The 47-year-old executive took on the CFO role in March 2008, replacing Fritz Henderson, himself a veteran from GM’s International Operations. Henderson went on to become Chief Executive Officer, in March of this year, replacing Rick Wagoner, who was ousted by the White House “auto czar.” (Henderson was himself fired, last month.) Young helped manage the tricky finances of a Chapter 11 filing but, shortly after GM emerged from bankruptcy, in July, it was announced that the executive would be leaving his post.
The search for a replacement CFO has been complicated by the restrictions on pay enacted by the White House for those companies that have received a federal bailout. The U.S. Treasury currently owns 60% of the long-troubled automaker, though GM is under intense pressure to pay back the government’s loans and then stage an IPO to recoup the rest of the Treasury’s investment.
Young is expected to retain his CFO duties for the short-term, until a replacement is announced.

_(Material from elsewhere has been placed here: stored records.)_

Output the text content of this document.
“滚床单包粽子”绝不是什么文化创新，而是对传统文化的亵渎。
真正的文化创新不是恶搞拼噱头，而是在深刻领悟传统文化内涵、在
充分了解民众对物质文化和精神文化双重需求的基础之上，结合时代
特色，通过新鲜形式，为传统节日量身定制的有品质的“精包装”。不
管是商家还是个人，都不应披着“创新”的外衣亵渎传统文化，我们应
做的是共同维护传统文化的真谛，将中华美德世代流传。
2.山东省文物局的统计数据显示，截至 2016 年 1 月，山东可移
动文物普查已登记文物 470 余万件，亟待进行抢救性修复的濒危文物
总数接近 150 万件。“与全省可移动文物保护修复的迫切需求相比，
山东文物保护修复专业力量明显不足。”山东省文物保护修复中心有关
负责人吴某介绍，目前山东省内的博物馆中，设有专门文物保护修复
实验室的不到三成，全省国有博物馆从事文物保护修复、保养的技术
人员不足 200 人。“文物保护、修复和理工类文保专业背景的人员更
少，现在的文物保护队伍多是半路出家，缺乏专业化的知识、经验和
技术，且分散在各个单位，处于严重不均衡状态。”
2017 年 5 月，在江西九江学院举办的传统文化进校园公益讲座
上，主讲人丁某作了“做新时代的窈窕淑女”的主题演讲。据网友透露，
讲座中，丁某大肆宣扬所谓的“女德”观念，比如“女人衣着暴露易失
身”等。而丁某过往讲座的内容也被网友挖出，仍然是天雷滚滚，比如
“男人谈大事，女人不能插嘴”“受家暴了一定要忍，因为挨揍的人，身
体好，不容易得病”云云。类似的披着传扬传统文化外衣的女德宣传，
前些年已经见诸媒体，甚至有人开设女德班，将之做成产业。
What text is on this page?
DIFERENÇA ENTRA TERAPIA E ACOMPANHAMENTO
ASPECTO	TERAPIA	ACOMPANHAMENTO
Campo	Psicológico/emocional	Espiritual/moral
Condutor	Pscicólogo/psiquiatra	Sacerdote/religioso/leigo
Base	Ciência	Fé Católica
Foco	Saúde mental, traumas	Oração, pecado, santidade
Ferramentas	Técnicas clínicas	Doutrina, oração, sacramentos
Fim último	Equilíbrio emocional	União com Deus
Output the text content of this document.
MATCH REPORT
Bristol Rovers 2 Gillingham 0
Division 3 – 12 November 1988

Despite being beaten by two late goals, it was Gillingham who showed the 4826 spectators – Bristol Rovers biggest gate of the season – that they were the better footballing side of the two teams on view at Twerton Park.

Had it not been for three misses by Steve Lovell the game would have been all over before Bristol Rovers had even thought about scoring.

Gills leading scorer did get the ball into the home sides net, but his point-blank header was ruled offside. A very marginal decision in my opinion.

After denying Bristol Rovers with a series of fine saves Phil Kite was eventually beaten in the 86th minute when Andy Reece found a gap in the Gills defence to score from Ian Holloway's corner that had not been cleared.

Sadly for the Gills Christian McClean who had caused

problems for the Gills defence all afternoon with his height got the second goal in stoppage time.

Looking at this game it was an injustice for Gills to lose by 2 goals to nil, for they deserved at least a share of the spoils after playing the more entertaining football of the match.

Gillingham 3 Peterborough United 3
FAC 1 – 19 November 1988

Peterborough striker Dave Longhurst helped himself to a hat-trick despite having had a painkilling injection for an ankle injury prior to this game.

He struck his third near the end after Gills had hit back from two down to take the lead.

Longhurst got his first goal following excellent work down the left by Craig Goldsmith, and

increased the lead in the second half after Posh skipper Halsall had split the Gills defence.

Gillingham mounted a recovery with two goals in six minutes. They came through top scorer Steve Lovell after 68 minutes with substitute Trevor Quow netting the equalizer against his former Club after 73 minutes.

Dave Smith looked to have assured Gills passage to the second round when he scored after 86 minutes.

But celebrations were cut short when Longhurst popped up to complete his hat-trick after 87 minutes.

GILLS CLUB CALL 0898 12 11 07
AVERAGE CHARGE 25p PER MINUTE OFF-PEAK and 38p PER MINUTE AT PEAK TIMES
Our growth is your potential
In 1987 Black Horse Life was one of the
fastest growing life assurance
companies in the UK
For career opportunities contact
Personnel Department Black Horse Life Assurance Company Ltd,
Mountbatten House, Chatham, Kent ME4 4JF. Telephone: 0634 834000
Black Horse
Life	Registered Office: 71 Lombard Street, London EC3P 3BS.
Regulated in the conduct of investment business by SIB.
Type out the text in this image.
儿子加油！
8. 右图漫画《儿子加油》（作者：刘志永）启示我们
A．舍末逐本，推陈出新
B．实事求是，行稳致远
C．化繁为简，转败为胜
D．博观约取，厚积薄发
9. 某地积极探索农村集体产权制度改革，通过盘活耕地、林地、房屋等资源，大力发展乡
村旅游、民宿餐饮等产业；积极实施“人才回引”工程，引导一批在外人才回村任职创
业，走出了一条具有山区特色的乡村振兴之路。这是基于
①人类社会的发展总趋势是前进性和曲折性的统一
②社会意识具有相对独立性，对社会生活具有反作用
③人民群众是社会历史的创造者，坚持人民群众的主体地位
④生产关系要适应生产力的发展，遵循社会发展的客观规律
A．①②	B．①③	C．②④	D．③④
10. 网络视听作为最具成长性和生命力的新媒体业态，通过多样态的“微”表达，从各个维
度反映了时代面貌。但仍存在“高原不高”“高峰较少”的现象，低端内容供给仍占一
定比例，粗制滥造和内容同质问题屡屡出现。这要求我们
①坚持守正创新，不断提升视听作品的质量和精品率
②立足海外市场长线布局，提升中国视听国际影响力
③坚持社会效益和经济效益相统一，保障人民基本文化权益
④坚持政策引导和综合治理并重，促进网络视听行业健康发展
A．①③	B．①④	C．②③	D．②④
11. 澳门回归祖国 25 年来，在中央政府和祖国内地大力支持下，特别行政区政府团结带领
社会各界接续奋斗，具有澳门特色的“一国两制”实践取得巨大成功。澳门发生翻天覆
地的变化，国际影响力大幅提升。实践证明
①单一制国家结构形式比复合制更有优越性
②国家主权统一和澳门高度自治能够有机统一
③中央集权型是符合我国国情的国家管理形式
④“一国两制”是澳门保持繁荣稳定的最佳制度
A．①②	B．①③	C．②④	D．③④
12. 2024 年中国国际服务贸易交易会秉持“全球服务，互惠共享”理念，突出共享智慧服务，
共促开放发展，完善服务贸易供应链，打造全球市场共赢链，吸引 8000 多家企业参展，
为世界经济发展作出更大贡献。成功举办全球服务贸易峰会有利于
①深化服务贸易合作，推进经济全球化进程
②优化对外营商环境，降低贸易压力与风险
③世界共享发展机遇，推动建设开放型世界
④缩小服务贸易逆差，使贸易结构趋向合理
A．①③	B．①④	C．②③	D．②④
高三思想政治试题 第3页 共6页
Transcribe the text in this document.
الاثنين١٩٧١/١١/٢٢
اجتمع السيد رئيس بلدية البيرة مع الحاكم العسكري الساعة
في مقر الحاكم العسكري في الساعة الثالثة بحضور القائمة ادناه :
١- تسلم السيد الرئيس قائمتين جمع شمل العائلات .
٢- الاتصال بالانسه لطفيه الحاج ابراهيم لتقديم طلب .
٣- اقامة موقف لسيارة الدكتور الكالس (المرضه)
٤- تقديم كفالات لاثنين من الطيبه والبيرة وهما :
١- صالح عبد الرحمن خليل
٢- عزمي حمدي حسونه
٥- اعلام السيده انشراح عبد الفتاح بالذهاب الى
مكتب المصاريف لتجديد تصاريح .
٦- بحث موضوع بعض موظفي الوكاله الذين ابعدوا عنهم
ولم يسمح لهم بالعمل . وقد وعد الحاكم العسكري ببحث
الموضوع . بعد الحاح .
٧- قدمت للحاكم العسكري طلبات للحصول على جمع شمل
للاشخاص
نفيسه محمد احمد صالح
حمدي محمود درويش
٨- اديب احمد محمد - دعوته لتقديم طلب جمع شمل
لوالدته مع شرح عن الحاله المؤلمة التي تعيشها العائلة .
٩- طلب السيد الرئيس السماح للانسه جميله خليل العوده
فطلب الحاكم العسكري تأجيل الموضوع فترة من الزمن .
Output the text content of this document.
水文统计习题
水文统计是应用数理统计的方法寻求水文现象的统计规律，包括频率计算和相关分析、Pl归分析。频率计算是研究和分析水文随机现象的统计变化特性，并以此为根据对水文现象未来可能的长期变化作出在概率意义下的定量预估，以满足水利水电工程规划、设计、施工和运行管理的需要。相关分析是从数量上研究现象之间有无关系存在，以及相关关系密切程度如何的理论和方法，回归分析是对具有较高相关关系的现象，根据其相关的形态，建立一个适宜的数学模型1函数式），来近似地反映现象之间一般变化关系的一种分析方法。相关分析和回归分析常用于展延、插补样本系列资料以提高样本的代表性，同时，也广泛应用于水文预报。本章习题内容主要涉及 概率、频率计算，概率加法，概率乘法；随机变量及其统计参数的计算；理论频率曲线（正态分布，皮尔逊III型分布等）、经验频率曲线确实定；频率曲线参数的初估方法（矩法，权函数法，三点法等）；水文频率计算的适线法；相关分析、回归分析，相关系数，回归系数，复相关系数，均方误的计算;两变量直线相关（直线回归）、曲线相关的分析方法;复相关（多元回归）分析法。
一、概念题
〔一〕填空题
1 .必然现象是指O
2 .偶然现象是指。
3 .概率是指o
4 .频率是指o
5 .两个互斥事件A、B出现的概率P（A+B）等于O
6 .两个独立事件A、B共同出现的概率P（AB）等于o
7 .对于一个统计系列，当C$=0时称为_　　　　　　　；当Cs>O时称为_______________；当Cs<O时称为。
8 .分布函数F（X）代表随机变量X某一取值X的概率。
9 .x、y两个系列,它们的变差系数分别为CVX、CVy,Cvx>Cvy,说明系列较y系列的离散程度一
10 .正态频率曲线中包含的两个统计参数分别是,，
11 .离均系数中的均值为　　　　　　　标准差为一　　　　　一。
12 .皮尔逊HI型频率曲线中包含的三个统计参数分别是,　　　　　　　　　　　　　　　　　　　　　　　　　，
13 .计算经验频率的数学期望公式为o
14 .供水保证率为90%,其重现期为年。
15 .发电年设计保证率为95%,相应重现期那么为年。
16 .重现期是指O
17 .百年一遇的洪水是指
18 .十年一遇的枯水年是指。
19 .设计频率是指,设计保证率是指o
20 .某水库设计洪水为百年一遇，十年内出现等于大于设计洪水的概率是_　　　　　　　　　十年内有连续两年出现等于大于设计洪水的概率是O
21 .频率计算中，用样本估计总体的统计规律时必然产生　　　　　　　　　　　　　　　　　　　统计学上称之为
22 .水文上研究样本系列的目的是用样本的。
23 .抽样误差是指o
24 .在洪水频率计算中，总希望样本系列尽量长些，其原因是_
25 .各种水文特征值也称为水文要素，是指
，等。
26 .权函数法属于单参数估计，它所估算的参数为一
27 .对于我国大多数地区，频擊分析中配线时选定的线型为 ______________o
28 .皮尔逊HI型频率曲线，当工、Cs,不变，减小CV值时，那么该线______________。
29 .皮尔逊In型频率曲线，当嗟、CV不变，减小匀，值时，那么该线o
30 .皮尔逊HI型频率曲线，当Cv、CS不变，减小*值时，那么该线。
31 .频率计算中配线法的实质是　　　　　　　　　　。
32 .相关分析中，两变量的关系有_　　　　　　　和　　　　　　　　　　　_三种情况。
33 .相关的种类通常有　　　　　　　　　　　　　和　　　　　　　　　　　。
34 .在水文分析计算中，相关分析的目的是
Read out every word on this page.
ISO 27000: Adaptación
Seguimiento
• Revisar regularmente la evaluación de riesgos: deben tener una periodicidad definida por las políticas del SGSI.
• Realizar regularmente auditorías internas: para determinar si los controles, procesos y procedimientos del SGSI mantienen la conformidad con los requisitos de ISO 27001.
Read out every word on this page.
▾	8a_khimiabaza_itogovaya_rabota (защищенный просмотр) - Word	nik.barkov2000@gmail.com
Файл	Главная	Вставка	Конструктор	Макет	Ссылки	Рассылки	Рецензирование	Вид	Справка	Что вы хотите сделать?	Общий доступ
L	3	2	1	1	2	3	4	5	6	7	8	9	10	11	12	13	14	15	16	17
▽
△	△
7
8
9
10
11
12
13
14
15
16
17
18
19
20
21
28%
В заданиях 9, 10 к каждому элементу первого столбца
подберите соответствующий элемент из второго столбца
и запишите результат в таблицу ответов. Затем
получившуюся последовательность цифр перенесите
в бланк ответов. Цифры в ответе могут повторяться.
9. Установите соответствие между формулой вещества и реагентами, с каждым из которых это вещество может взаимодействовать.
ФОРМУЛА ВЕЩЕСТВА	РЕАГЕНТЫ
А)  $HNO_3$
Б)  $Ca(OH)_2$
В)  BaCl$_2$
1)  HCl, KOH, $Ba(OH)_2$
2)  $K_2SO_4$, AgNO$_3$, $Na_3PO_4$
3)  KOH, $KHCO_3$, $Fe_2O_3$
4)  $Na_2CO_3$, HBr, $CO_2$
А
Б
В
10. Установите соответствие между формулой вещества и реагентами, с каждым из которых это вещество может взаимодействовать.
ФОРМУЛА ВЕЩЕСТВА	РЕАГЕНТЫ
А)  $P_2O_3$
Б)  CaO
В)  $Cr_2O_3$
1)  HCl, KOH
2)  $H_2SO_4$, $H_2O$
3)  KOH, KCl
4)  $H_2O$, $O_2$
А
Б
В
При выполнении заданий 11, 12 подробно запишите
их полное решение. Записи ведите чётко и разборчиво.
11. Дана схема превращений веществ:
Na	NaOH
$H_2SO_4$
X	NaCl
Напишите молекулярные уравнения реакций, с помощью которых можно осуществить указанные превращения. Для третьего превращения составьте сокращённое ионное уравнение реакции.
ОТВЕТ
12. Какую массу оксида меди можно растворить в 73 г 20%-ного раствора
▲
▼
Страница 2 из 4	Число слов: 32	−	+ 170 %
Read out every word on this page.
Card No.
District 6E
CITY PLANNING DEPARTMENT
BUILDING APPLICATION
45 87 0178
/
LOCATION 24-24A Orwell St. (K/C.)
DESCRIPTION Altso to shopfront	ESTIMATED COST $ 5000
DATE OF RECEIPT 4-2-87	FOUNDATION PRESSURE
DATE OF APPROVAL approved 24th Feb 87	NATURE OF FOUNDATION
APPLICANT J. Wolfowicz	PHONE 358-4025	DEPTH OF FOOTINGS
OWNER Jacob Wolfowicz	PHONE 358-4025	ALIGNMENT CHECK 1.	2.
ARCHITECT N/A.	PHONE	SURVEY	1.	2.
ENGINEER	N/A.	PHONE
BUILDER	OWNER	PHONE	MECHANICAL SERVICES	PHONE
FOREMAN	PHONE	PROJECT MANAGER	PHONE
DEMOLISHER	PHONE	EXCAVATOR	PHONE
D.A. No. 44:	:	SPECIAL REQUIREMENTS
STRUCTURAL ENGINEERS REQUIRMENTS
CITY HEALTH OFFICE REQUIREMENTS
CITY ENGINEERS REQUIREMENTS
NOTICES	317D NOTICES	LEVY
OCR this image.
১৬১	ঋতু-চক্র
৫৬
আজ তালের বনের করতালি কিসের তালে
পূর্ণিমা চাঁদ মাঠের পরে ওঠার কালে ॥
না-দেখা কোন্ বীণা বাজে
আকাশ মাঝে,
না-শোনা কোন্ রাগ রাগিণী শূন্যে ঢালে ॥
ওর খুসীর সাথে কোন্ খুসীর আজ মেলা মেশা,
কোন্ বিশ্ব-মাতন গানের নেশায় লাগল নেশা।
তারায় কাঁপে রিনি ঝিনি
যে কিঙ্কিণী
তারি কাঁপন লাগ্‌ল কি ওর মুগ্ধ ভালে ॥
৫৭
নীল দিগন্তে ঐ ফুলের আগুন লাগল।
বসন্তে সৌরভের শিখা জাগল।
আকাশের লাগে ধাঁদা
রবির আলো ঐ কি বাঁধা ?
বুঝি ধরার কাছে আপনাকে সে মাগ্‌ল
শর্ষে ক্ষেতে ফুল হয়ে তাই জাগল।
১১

Last week, during a media webchat, Whitacre indicated that could happen in “two to three weeks,” which would suggest the search will wrap up before the end of the year.
“Ray has been instrumental in leading the company through an extraordinarily complex bankruptcy,” Whitacre said in the statement announcing Young’s move to International Operations. “Ray’s vast global experience and financial expertise will be essential in managing the challenges and dynamics of growing our international business.”
Young joined GM in Canada, where his family had moved when he was a child. He then went on to the company’s treasurer’s office, in New York, which has served as a training ground for a number of senior executives, including both former CEOs Wagoner and Henderson.
Young has served several assignments abroad, including a stint in Japan, working with GM’s affiliate, Suzuki, and later to South America, where he served as president of GM do Brasil. He has also served on the maker’s Asia-Pacific strategy board.
Overseas operations have become steadily more important for GM, in recent years, and now account for roughly half of its total unit sales.